M’gann, Miss Martian – Megan, to use her human name — appears to be a Green Martian, like her “uncle” Martian Manhunter, but readers familiar with her from the comics know this is a lie. The truth again is revealed slowly over the season. Once while stressed, the shape-changing Miss Martian unconsciously shifts from her normal green form to her Caucasian “secret identity.” When it was mentioned “Oh, you’ve turned white” Megan momentarily panicked. It’s later revealed that she’s based her human appearance and personality on an old sitcom Hello, Megan! (a show which, as an excellent Easter egg for fans, co-starred Rita Farr, the actress who eventually becomes part of the Doom Patrol). When the others ask what Megan “really” looks like, she changes into a bald, stern featured form, much like her uncle. We as viewers know by this point that this is just another lie: in an earlier battle M’gann took on her true appearance as a White Martian, a form which she considers too monstrous for a human to accept.
Questions of trust and self-identity trouble many teenagers. What this animated superhero show does is take advantage of the medium’s potential to take those inner conflicts and give them external expressions. The three characters I’m focusing on make an interesting spectrum. Artemis faces whether her family background defines her. Conner wonders if he is what he has been made to be, or if he can choose for himself. Megan is trying to literally make herself into something different from what she was born as, in order to fit in.
To resolve these questions in a form supported by an action adventure series, everything is connected with the larger plot. All those secrets are known to the Team’s enemy, the Light, and are intended as weapons to either force the heroes to join them, or to paralyze them into inaction. That is not what happens. In a scene that is refreshing in its directness and narrative efficiently, Artemis, Conner, and Megan all reveal their secrets to their friends in quick succession.
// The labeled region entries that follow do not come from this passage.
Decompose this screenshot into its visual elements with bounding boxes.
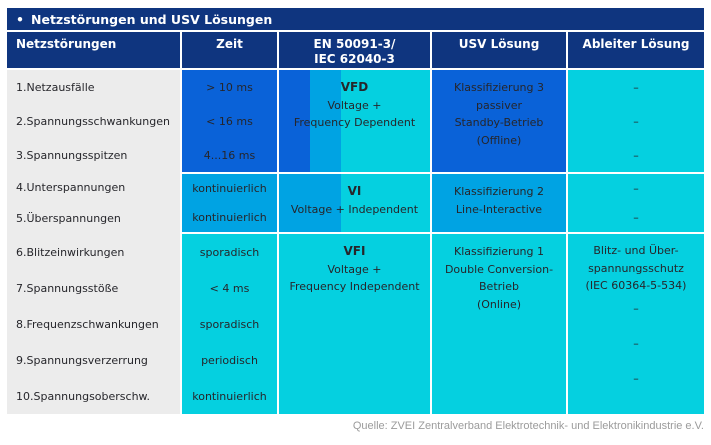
classification-line: Voltage +	[327, 262, 382, 276]
ableiter-line: (IEC 60364-5-534)	[585, 279, 687, 292]
row-label-7: 7.Spannungsstöße	[16, 281, 119, 295]
table-title-bar: • Netzstörungen und USV Lösungen	[7, 8, 704, 30]
zeit-value: kontinuierlich	[192, 182, 267, 195]
row-label-4: 4.Unterspannungen	[16, 181, 126, 194]
classification-code: VFI	[343, 244, 366, 258]
coverage-stripe-class2	[310, 70, 341, 172]
usv-cell-class1: Klassifizierung 1 Double Conversion- Bet…	[432, 234, 566, 414]
classification-cell-vi: VI Voltage + Independent	[279, 174, 430, 232]
zeit-value: sporadisch	[199, 317, 260, 331]
zeit-value: > 10 ms	[206, 80, 253, 94]
dash-placeholder: –	[633, 211, 639, 224]
row-label-9: 9.Spannungsverzerrung	[16, 353, 148, 367]
zeit-value: periodisch	[201, 353, 258, 367]
usv-line: Line-Interactive	[455, 202, 543, 216]
usv-line: Klassifizierung 3	[454, 81, 544, 94]
dash-placeholder: –	[633, 182, 639, 195]
classification-text: VFD Voltage + Frequency Dependent	[279, 79, 430, 132]
usv-line: Klassifizierung 2	[454, 185, 544, 198]
coverage-stripe-class2	[279, 174, 341, 232]
dash-placeholder: –	[633, 114, 639, 128]
ableiter-cell-group2: – –	[568, 174, 704, 232]
disturbance-list: 1.Netzausfälle 2.Spannungsschwankungen 3…	[7, 70, 180, 414]
usv-line: Double Conversion-	[444, 262, 554, 276]
dash-placeholder: –	[633, 148, 639, 162]
classification-line: Frequency Dependent	[293, 116, 416, 129]
zeit-cell-group1: > 10 ms < 16 ms 4...16 ms	[182, 70, 277, 172]
bullet-icon: •	[16, 11, 24, 27]
zeit-cell-group3: sporadisch < 4 ms sporadisch periodisch …	[182, 234, 277, 414]
dash-placeholder: –	[633, 371, 639, 385]
row-label-8: 8.Frequenzschwankungen	[16, 317, 159, 331]
row-label-5: 5.Überspannungen	[16, 212, 121, 225]
table-header-row: Netzstörungen Zeit EN 50091-3/ IEC 62040…	[7, 32, 704, 68]
column-header-ableiter: Ableiter Lösung	[568, 32, 704, 68]
ableiter-line: spannungsschutz	[588, 261, 684, 275]
usv-table: • Netzstörungen und USV Lösungen Netzstö…	[7, 8, 704, 414]
column-header-netzstoerungen: Netzstörungen	[7, 32, 180, 68]
usv-cell-class2: Klassifizierung 2 Line-Interactive	[432, 174, 566, 232]
ableiter-cell-group1: – – –	[568, 70, 704, 172]
ableiter-line: Blitz- und Über-	[593, 244, 679, 257]
source-caption: Quelle: ZVEI Zentralverband Elektrotechn…	[352, 420, 704, 432]
classification-line: Voltage +	[327, 98, 382, 112]
usv-line: Klassifizierung 1	[454, 245, 544, 258]
row-label-2: 2.Spannungsschwankungen	[16, 114, 170, 128]
classification-text: VI Voltage + Independent	[279, 183, 430, 218]
classification-line: Frequency Independent	[289, 280, 420, 293]
norm-line-1: EN 50091-3/	[313, 37, 396, 51]
usv-cell-class3: Klassifizierung 3 passiver Standby-Betri…	[432, 70, 566, 172]
column-header-norm: EN 50091-3/ IEC 62040-3	[279, 32, 430, 68]
usv-line: (Online)	[476, 297, 522, 311]
row-label-1: 1.Netzausfälle	[16, 80, 95, 94]
zeit-value: < 16 ms	[206, 114, 253, 128]
zeit-value: 4...16 ms	[203, 148, 256, 162]
zeit-value: kontinuierlich	[192, 211, 267, 224]
usv-line: passiver	[475, 98, 523, 112]
dash-placeholder: –	[633, 336, 639, 350]
row-label-3: 3.Spannungsspitzen	[16, 148, 128, 162]
table-body: 1.Netzausfälle 2.Spannungsschwankungen 3…	[7, 70, 704, 414]
row-label-10: 10.Spannungsoberschw.	[16, 389, 151, 403]
dash-placeholder: –	[633, 301, 639, 315]
classification-code: VFD	[340, 80, 369, 94]
classification-cell-vfd: VFD Voltage + Frequency Dependent	[279, 70, 430, 172]
classification-line: Voltage + Independent	[290, 202, 419, 216]
classification-code: VI	[347, 184, 362, 198]
column-header-zeit: Zeit	[182, 32, 277, 68]
row-label-6: 6.Blitzeinwirkungen	[16, 245, 125, 259]
usv-line: Standby-Betrieb	[454, 116, 544, 129]
usv-line: Betrieb	[479, 280, 519, 293]
zeit-value: sporadisch	[199, 245, 260, 259]
zeit-value: < 4 ms	[209, 281, 250, 295]
page-title: Netzstörungen und USV Lösungen	[31, 11, 273, 27]
zeit-cell-group2: kontinuierlich kontinuierlich	[182, 174, 277, 232]
coverage-stripe-class3	[279, 70, 310, 172]
norm-line-2: IEC 62040-3	[314, 52, 395, 66]
column-header-usv: USV Lösung	[432, 32, 566, 68]
ableiter-dashes: – – –	[568, 291, 704, 396]
usv-line: (Offline)	[476, 133, 522, 147]
zeit-value: kontinuierlich	[192, 389, 267, 403]
dash-placeholder: –	[633, 80, 639, 94]
classification-text: VFI Voltage + Frequency Independent	[279, 243, 430, 296]
ableiter-cell-group3: Blitz- und Über- spannungsschutz (IEC 60…	[568, 234, 704, 414]
classification-cell-vfi: VFI Voltage + Frequency Independent	[279, 234, 430, 414]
This frees them from the hold the villains had on them, and makes them even closer as a team. They can even deal with the revelation that it was Red Arrow, or rather a mind programmed clone, who was the traitor. Even though he was “just a clone” they’d known and fought beside him and will not abandon him as a friend.
The flaw in the Light’s scheme came from their essential villainous nature, their belief that they can wear down and weaken the characters, when, because they are heroes, the trials they have gone through have made them more willing to rely on and trust their friends. They would not have been ready to face this challenge when first started working together at the beginning of the season, just as back then, they had trouble fighting a single super villain. Now they can work effectively to disrupt the operation that the Light has been planning, also from back in the first episode. Disrupt, but not completely stop. What the Light has ultimately working towards is still unknown, and carries the show into its next season.